Supplied without charge, the circular dots of cotton, measuring about 4mm in diameter, come pressed into a postcard bearing a photo of John Paul on one side and a prayer on the other. They are available by clicking a link on the website of the diocese of Rome and filling in the email application.
The tiny dots of cloth have been available on request since the pope’s death in 2005, but when a religious wires service published details on September 13 of the online offer, 5,000 applications promptly poured in, said Don Marco Fibbi, spokesman for the diocese.
“We are more accustomed to letters,” said Mr Fibbi. “The internet has speeded things up a bit, but it’s fitting, since John Paul was the first pope to live in the global media age.”
The slicing up and sending off of papal robe fragments was the idea of Monsignor Slawomir Oder, the Polish postulator of John Paul’s cause for beatification and canonisation. The application is on track since a French nun reputedly recovered from Parkinson’s disease after her congregation prayed to John Paul in 2005.
Polish nuns who took care of the dying Pope have so far cut up one of John Paul’s cassocks, producing more than 5,000 dots. “After 27 years as Pope, John Paul will likely have possessed many cassocks and it is possible the nuns will cut up another, depending on request,” said Mr Fibbi, adding: “Normally, procedures like this start after sainthood, but demand was great.”
To deter collectors, applicants are encouraged to explain in their emails why they would like a cassock fragment, with those praying for a sick friend or relative given precedence, although medical certificates are not mandatory.
Recipients of dots are invited to write to an address printed on the card if their prayers produce a miracle.
Bone parts and clothing from saints, often purchased by churches to attract pilgrims, have done a brisk trade for centuries. But Mr Fibbi denied the current online boom had anything to do with relic-trafficking.

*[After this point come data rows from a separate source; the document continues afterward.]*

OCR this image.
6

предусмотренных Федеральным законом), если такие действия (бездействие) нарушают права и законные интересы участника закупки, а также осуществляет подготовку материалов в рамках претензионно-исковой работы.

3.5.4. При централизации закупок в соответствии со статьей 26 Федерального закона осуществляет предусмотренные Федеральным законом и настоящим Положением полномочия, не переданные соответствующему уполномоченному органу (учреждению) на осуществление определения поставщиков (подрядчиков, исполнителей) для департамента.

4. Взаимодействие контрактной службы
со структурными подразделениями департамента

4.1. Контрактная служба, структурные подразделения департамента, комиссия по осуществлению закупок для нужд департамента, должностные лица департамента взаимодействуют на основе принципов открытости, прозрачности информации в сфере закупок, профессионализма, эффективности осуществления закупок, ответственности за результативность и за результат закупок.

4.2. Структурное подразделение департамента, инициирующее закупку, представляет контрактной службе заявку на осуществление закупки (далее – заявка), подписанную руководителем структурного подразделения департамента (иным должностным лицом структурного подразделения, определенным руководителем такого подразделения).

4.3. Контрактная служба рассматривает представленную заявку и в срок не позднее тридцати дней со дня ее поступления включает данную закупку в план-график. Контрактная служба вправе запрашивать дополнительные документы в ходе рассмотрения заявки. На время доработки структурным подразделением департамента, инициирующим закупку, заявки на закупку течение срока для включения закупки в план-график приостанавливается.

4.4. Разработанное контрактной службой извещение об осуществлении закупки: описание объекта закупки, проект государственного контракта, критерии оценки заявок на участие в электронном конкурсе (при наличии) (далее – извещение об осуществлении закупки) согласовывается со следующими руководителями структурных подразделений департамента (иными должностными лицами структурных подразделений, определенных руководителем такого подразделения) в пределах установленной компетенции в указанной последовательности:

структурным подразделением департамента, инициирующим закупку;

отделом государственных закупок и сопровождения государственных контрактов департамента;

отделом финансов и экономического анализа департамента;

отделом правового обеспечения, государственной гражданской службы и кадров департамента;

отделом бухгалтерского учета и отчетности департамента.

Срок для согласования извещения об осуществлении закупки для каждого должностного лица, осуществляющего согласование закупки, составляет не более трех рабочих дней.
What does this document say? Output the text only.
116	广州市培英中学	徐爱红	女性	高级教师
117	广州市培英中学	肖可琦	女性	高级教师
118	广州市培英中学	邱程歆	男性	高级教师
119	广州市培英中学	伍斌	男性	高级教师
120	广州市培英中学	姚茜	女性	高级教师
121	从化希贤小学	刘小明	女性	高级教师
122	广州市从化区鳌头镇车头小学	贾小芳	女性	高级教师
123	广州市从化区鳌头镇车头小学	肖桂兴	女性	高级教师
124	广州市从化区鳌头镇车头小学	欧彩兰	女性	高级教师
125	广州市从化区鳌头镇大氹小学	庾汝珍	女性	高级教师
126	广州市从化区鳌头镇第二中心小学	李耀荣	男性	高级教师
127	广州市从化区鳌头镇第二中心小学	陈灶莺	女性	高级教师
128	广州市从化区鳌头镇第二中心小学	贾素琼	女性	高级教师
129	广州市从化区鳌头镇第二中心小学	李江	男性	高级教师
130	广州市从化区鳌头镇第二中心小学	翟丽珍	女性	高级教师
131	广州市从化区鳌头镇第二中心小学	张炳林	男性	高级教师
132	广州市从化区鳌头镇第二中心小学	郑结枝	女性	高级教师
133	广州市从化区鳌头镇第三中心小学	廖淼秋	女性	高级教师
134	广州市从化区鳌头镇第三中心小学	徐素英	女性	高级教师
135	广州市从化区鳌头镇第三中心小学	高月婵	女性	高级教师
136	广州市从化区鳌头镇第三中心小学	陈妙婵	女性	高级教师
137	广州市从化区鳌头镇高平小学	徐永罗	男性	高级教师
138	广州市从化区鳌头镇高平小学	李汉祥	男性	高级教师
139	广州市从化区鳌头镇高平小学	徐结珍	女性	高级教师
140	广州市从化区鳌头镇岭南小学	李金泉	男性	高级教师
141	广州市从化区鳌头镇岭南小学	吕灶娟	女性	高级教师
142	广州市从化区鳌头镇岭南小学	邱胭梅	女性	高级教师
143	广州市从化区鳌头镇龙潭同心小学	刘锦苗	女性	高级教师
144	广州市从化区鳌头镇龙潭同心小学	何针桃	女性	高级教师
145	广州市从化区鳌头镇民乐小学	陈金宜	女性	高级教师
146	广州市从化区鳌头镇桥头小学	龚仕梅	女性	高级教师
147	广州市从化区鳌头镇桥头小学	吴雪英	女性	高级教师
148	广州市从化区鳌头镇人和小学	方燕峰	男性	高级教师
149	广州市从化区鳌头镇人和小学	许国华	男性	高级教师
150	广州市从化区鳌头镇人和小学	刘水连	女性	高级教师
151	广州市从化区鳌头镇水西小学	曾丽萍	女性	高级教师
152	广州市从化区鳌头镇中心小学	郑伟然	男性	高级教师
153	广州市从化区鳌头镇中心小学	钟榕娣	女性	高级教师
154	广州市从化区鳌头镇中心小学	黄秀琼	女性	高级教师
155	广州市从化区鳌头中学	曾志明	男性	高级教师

“Firstly, relics pertain to saints, and John Paul is not yet a saint,” he said. “Secondly, these objects of devotion are not for sale, although contributions are welcome for postage costs.”
The distribution is also aimed at snuffing out the peddling of fake John Paul mementos such as those that were discovered in shops around the Vatican last year. “The more fragments we supply, the less fraud there will be,” said Mr Fibbi, speaking in his Rome office.
What the postcards lack, however, is a numbering system, such as that used on bottles of expensive wine, or the hologram stickers used on computer software, to prevent the unscrupulous faking of the cloth fragments. “The only safeguard we have is on the back,” admitted Mr Fibbi, pointing to a tiny paper sticker bearing John Paul’s coat of arms.